I was halfway through GamesRadar’s report when a single sentence stalled my scroll. You feel it immediately—plans that once promised extra hours of story now sound thin. For a studio that surprised us with long-tail DLC, that silence bites.
I’ll be blunt: CD Projekt Red is publicly prioritizing speed over add-ons. You and I both know how much extra content shaped The Witcher 3‘s legend, so this pause feels like a rearrangement of the game’s gravitational pull.

When the CEO says the studio is racing the clock
I remember the line from Michał Nowakowski that paused every fan’s imaginaries: three Witcher games within six years makes separate expansions “difficult.” That admission came during a recent interview relayed by GamesRadar and it rewrites expectations.
CD Projekt Red has set an aggressive timetable. The company isn’t denying the value of expansions—they created Hearts of Stone, Blood and Wine, and Phantom Liberty—but time is now their scarcest resource. CDPR is a pressure cooker with a six-year timer.
Will The Witcher 4 get expansions?
Short answer: not likely in the classic, paid-expansion form we knew from The Witcher 3. Nowakowski’s point is logistical: building three full games and also producing high-quality standalone expansions multiplies staffing, QA, and marketing demands. You can picture the team juggling public roadmaps, GOG and Steam release windows, and platform certification for PlayStation and Xbox—every step adds weeks or months.
The marketplace still rewards big expansions
I walked back through my library and saw those boxed memories—fans still return to Blood and Wine years later, buying DLCs on Steam and GOG.
Expansions historically justified themselves: extra story, fresh locales, new mechanics, and yes, reliable revenue. Many expansions launched at prices around $19.99 (€18), which made them attractive after a main game’s hype cooled. But profitability doesn’t erase the production time required.
Why won’t CDPR make expansions for The Witcher 4?
This is the practical question fans are pushing. The answer the company gave: scheduling pressure. You see the math—three major releases in six years leaves little runway for the separate teams that build expansive, polished add-ons. CDPR has also had to maintain live services and post-launch patches for Cyberpunk 2077, a commitment that redirected resources on multiple occasions.
When history says the company can change its mind
I checked the timeline: The Witcher 3 launched in May 2015; Hearts of Stone arrived in October 2015 and Blood and Wine the following summer; Phantom Liberty took three years on top of that.
That timeline proves one thing: CDPR can pivot. The studio has reversed previous “no more updates” stances for Cyberpunk and shipped a new Witcher 3 DLC almost 12 years post-launch. The trilogy plan is a relay race where each game must carry the baton.
Will free DLC and patches fill the gap?
Fans often treat patches and free extras as consolation—but they’re different currencies.
CDPR has long used free updates to maintain goodwill: system patches, graphical improvements, and occasional small content drops. Those moves keep communities engaged on Steam, GOG, and consoles, but they rarely replace a paid expansion’s new narrative chapters and world-building. If CDPR offers free DLC, expect iterative content and technical refinement rather than sweeping new campaigns.

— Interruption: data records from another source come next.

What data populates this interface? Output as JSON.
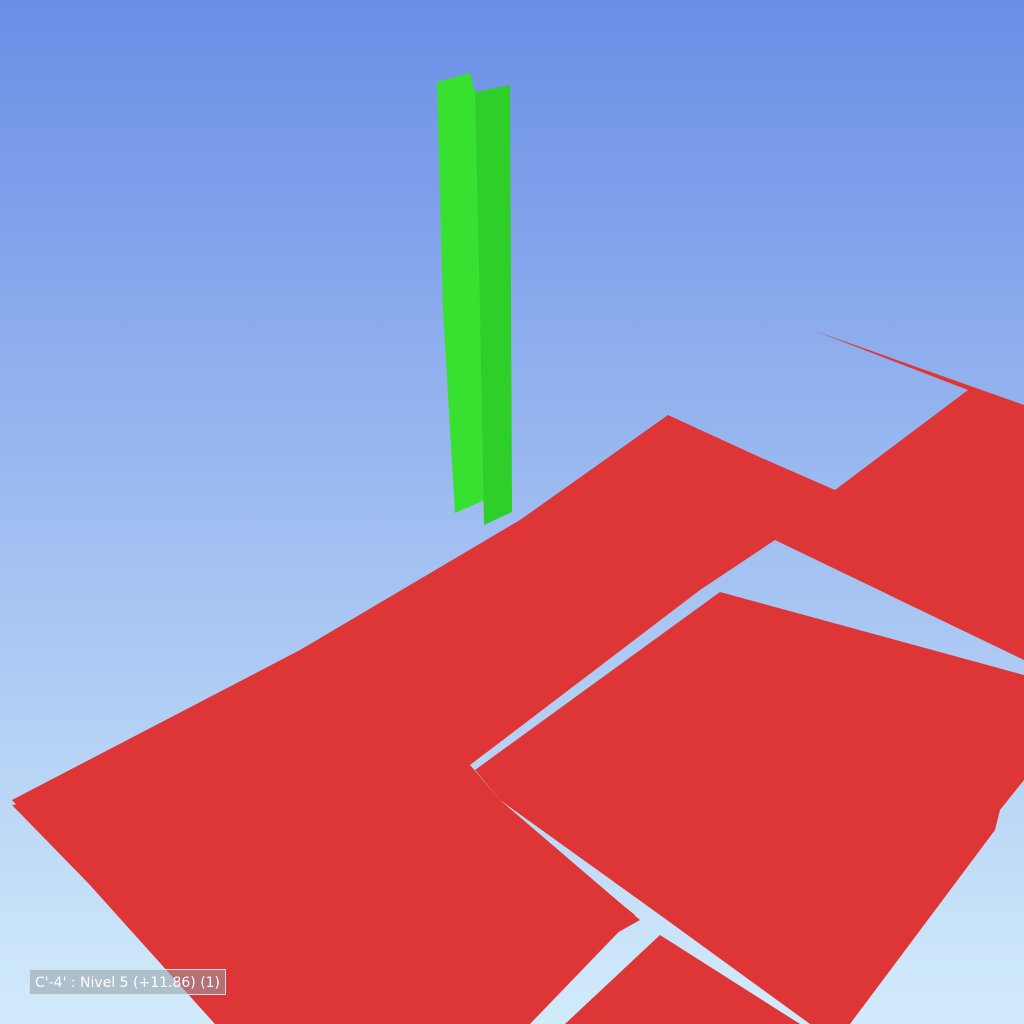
{
  "viewport": {
    "status_label": "C'-4' : Nivel 5 (+11.86) (1)"
  },
  "colors": {
    "sky_top": "#6a8ee6",
    "sky_bottom": "#d2ebfb",
    "slab": "#de3636",
    "column": "#38e02f",
    "column_shadow": "#2fcf29"
  }
}
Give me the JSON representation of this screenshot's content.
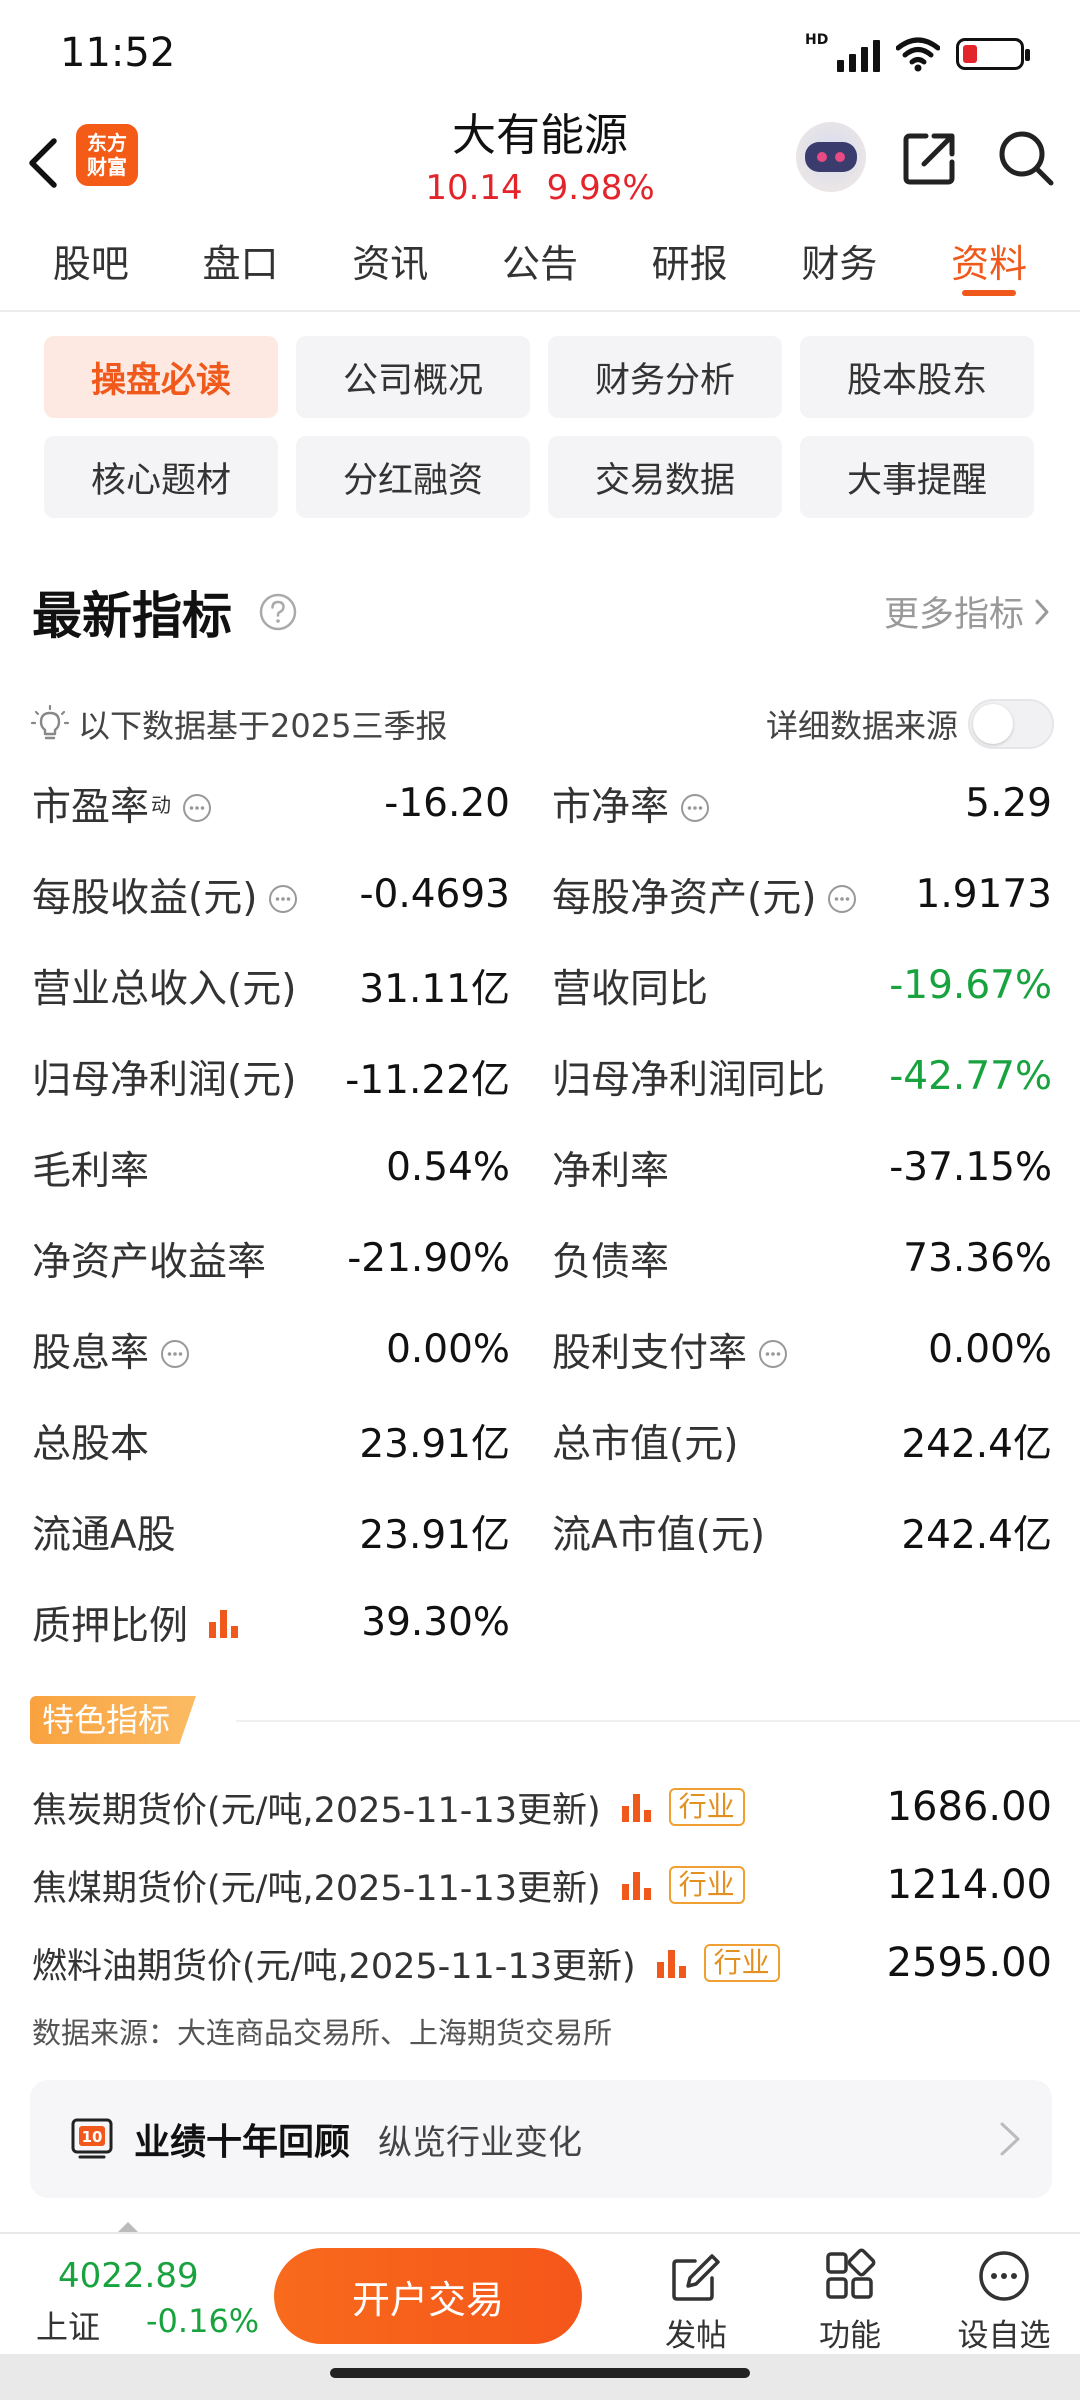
{
  "status_bar": {
    "time": "11:52",
    "network": "HD"
  },
  "header": {
    "logo_line1": "东方",
    "logo_line2": "财富",
    "stock_name": "大有能源",
    "price": "10.14",
    "change_pct": "9.98%"
  },
  "tabs": [
    {
      "label": "股吧"
    },
    {
      "label": "盘口"
    },
    {
      "label": "资讯"
    },
    {
      "label": "公告"
    },
    {
      "label": "研报"
    },
    {
      "label": "财务"
    },
    {
      "label": "资料",
      "active": true
    }
  ],
  "sub_buttons": [
    {
      "label": "操盘必读",
      "active": true
    },
    {
      "label": "公司概况"
    },
    {
      "label": "财务分析"
    },
    {
      "label": "股本股东"
    },
    {
      "label": "核心题材"
    },
    {
      "label": "分红融资"
    },
    {
      "label": "交易数据"
    },
    {
      "label": "大事提醒"
    }
  ],
  "section": {
    "title": "最新指标",
    "more_label": "更多指标",
    "note": "以下数据基于2025三季报",
    "detail_source_label": "详细数据来源",
    "detail_source_toggle": false
  },
  "metrics": [
    {
      "label": "市盈率",
      "sup": "动",
      "value": "-16.20"
    },
    {
      "label": "市净率",
      "value": "5.29"
    },
    {
      "label": "每股收益(元)",
      "value": "-0.4693"
    },
    {
      "label": "每股净资产(元)",
      "value": "1.9173"
    },
    {
      "label": "营业总收入(元)",
      "value": "31.11亿"
    },
    {
      "label": "营收同比",
      "value": "-19.67%",
      "color": "green"
    },
    {
      "label": "归母净利润(元)",
      "value": "-11.22亿"
    },
    {
      "label": "归母净利润同比",
      "value": "-42.77%",
      "color": "green"
    },
    {
      "label": "毛利率",
      "value": "0.54%"
    },
    {
      "label": "净利率",
      "value": "-37.15%"
    },
    {
      "label": "净资产收益率",
      "value": "-21.90%"
    },
    {
      "label": "负债率",
      "value": "73.36%"
    },
    {
      "label": "股息率",
      "value": "0.00%"
    },
    {
      "label": "股利支付率",
      "value": "0.00%"
    },
    {
      "label": "总股本",
      "value": "23.91亿"
    },
    {
      "label": "总市值(元)",
      "value": "242.4亿"
    },
    {
      "label": "流通A股",
      "value": "23.91亿"
    },
    {
      "label": "流A市值(元)",
      "value": "242.4亿"
    },
    {
      "label": "质押比例",
      "value": "39.30%"
    }
  ],
  "special": {
    "tag": "特色指标",
    "rows": [
      {
        "label": "焦炭期货价(元/吨,2025-11-13更新)",
        "tag": "行业",
        "value": "1686.00"
      },
      {
        "label": "焦煤期货价(元/吨,2025-11-13更新)",
        "tag": "行业",
        "value": "1214.00"
      },
      {
        "label": "燃料油期货价(元/吨,2025-11-13更新)",
        "tag": "行业",
        "value": "2595.00"
      }
    ],
    "source": "数据来源：大连商品交易所、上海期货交易所"
  },
  "review": {
    "icon_text": "10",
    "title": "业绩十年回顾",
    "subtitle": "纵览行业变化"
  },
  "bottom_bar": {
    "index_value": "4022.89",
    "index_name": "上证",
    "index_change": "-0.16%",
    "trade_label": "开户交易",
    "post_label": "发帖",
    "func_label": "功能",
    "watch_label": "设自选"
  },
  "colors": {
    "accent": "#f0591b",
    "up_red": "#e3242b",
    "down_green": "#19a33f",
    "tag_orange": "#f9a23f"
  }
}
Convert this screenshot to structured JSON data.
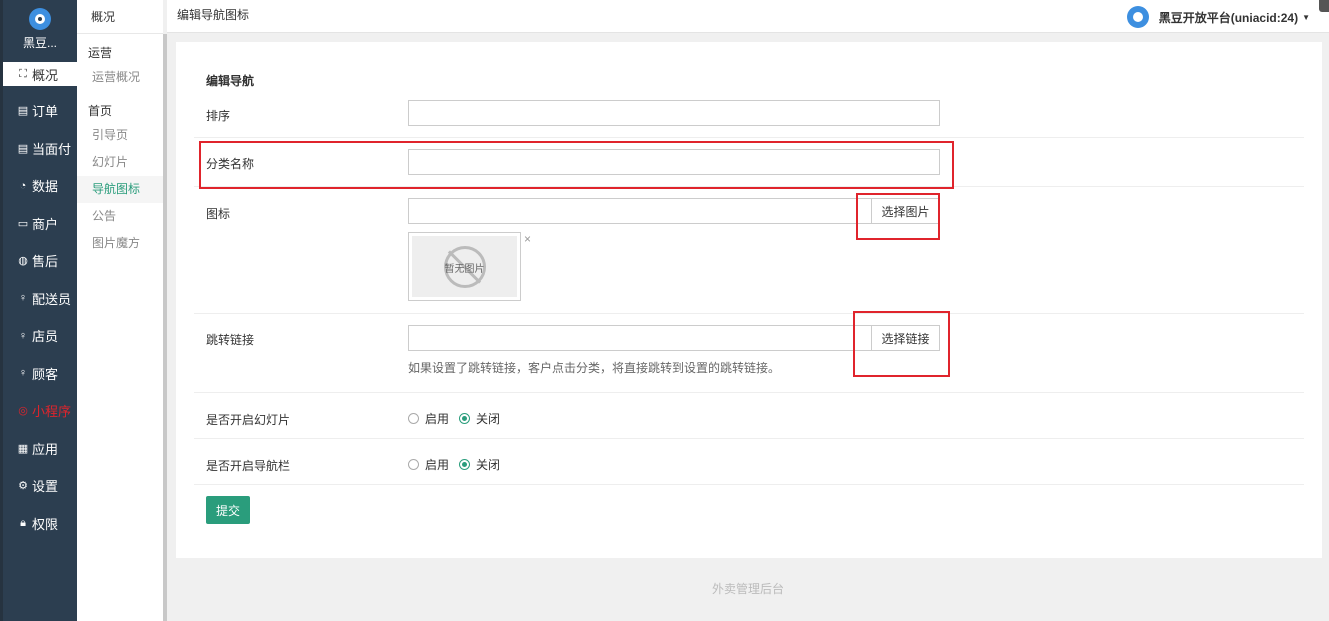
{
  "brand": {
    "name": "黑豆..."
  },
  "left_nav": [
    {
      "icon": "dashboard-icon",
      "glyph": "⛶",
      "label": "概况",
      "active": true
    },
    {
      "icon": "order-icon",
      "glyph": "▤",
      "label": "订单"
    },
    {
      "icon": "pay-icon",
      "glyph": "▤",
      "label": "当面付"
    },
    {
      "icon": "data-icon",
      "glyph": "◔",
      "label": "数据"
    },
    {
      "icon": "shop-icon",
      "glyph": "▭",
      "label": "商户"
    },
    {
      "icon": "aftersale-icon",
      "glyph": "◍",
      "label": "售后"
    },
    {
      "icon": "courier-icon",
      "glyph": "♀",
      "label": "配送员"
    },
    {
      "icon": "clerk-icon",
      "glyph": "♀",
      "label": "店员"
    },
    {
      "icon": "customer-icon",
      "glyph": "♀",
      "label": "顾客"
    },
    {
      "icon": "miniapp-icon",
      "glyph": "◎",
      "label": "小程序",
      "red": true
    },
    {
      "icon": "apps-icon",
      "glyph": "▦",
      "label": "应用"
    },
    {
      "icon": "settings-icon",
      "glyph": "⚙",
      "label": "设置"
    },
    {
      "icon": "lock-icon",
      "glyph": "🔒︎",
      "label": "权限"
    }
  ],
  "sub_nav": {
    "title": "概况",
    "groups": [
      {
        "label": "运营",
        "items": [
          {
            "label": "运营概况"
          }
        ]
      },
      {
        "label": "首页",
        "items": [
          {
            "label": "引导页"
          },
          {
            "label": "幻灯片"
          },
          {
            "label": "导航图标",
            "active": true
          },
          {
            "label": "公告"
          },
          {
            "label": "图片魔方"
          }
        ]
      }
    ]
  },
  "header": {
    "page_title": "编辑导航图标",
    "user": "黑豆开放平台(uniacid:24)"
  },
  "form": {
    "section_title": "编辑导航",
    "sort": {
      "label": "排序",
      "value": ""
    },
    "category_name": {
      "label": "分类名称",
      "value": ""
    },
    "icon": {
      "label": "图标",
      "value": "",
      "button": "选择图片",
      "no_image": "暂无图片",
      "remove": "×"
    },
    "link": {
      "label": "跳转链接",
      "value": "",
      "button": "选择链接",
      "help": "如果设置了跳转链接，客户点击分类，将直接跳转到设置的跳转链接。"
    },
    "slideshow": {
      "label": "是否开启幻灯片",
      "options": [
        "启用",
        "关闭"
      ],
      "selected": "关闭"
    },
    "navbar": {
      "label": "是否开启导航栏",
      "options": [
        "启用",
        "关闭"
      ],
      "selected": "关闭"
    },
    "submit": "提交"
  },
  "footer": "外卖管理后台",
  "colors": {
    "accent": "#2a9d7c",
    "sidebar": "#2c3e50",
    "highlight": "#e0242c"
  }
}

What you should watch next
I track signals so you don’t have to: developer hiring, studio roadmaps, and platform filings. Watch CDPR’s recruitment pages for dedicated expansion teams, monitor GamesRadar and other outlets for Nowakowski’s follow-ups, and keep an eye on platform storefronts for any surprise DLC listings.
One more practical detail: CDPR’s public roadmap choices often show up first in press releases and investor calls, then filter to gaming outlets and social channels. If you want the earliest heads-up, follow CD Projekt Red’s investor relations and community channels on Twitter and Discord.
CDPR has given you and me a timetable and a hint of restraint—but they’ve also shown they can flip plans when the moment calls for it. Will they keep the trilogy lean and fast, or will fan pressure and revenue math pull them back toward big, paid expansions?